渓谷沿いの道路には、車から降りて鑑賞できるよう、ところどころに展望デッキが設けられている。春の季節ですら、雲は低く垂れこめ、霧があちこちに点在しており、写真愛好家には絶好の撮影場所だ。そんな場所の一つに忽然と姿を現すのが小便小僧だ。2キロメートル下に河を見下ろす断崖絶壁に突き出た岩にセメント付けされたその小僧は、なんと崖下の河に向けて小便を放っているのである。かつて崖の窪地から身を乗り出し、肝試しに小便をしていた勇敢な人々がいたに違いない。この小便小僧に向かって小銭を投げつけると、ご利益(りやく)があるらしいのだが、小僧に当たらず小銭が崖下に転落した場合起こり得る不運については、ご想像にお任せする。

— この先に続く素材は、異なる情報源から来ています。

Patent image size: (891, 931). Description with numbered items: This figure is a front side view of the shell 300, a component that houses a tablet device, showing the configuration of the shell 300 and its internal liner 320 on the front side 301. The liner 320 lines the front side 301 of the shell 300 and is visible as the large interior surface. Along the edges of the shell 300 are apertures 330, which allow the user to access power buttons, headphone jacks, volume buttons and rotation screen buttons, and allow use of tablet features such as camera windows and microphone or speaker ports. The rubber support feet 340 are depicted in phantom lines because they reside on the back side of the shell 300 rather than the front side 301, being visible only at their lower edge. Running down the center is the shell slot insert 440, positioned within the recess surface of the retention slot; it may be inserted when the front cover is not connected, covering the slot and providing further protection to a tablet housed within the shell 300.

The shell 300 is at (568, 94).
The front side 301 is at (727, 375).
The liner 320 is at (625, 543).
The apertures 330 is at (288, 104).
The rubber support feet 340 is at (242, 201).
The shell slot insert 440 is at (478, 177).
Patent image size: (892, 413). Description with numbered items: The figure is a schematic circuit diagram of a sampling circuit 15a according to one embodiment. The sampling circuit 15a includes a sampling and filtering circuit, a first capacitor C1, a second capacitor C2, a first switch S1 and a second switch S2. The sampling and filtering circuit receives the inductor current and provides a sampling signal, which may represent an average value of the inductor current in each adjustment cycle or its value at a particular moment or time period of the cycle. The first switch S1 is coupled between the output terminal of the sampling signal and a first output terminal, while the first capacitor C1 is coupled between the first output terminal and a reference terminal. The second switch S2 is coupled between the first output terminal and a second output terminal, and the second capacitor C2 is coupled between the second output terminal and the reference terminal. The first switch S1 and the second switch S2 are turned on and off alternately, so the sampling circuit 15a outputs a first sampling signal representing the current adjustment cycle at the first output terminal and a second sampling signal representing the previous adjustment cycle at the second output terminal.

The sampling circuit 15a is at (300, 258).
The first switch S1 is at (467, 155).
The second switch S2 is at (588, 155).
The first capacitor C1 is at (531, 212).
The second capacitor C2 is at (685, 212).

この渓谷でもう一つの見どころは、なんと言っても「かずら橋夢舞台」のすぐ下方にある「祖谷のかずら橋」だろう。ゆとりのある駐車場、レストラン、ギフトショップがあり、地元工芸品やお土産を買う事ができる。かずら橋に向かって更に100メートルほど下に降りると、素敵な日本のお菓子や食事を提供する小さな店が立ち並んでいる。炭火焼きの魚の、なんともいえぬ良い香りに舌舐めずりすること請け合いだ。
かずら橋は日の出から日没まで一年を通じて開橋しており、通行料は500円だ。気の弱い方にはお薦めできない。なぜなら、橋の歩道は木の板製で20センチずつすき間があり、下を見下ろしながら足元を確かめないと歩けないからだ。はるか下方に広がる急流を随時見下ろしながら渡らなければならないという、高所恐怖症の人には最悪の橋だ。かずら橋は落武者が谷越えする時、自分が渡ったあと橋を切り落として敵の追随を防ぎ、山中深く逃げ込むために作られた。現在の橋もかずらで出来ているが、ケーブルにより強化され、安全性を確保するため定期的に新しいかずらに取り替えられている。
近くには美しい滝があり、滝壺で少年たちが泳いでいた。水は冷たく清涼感があり、暑い季節に汗を洗い流すのに最適だ。滝壺の水は道路の下をかいくぐって河に合流し、水かさの低い時間帯には川岸に降りて散歩を楽しめる。4月~11月までの営業だが、かずら橋から徒歩10分の距離にはバンガロー付きのキャンプ場があり、バーベキューを楽しめる。その他周辺には、平家屋敷民俗資料館、そば打ち学校、サムライ屋敷、温泉旅館など数々の観光スポットがある。後日紹介する。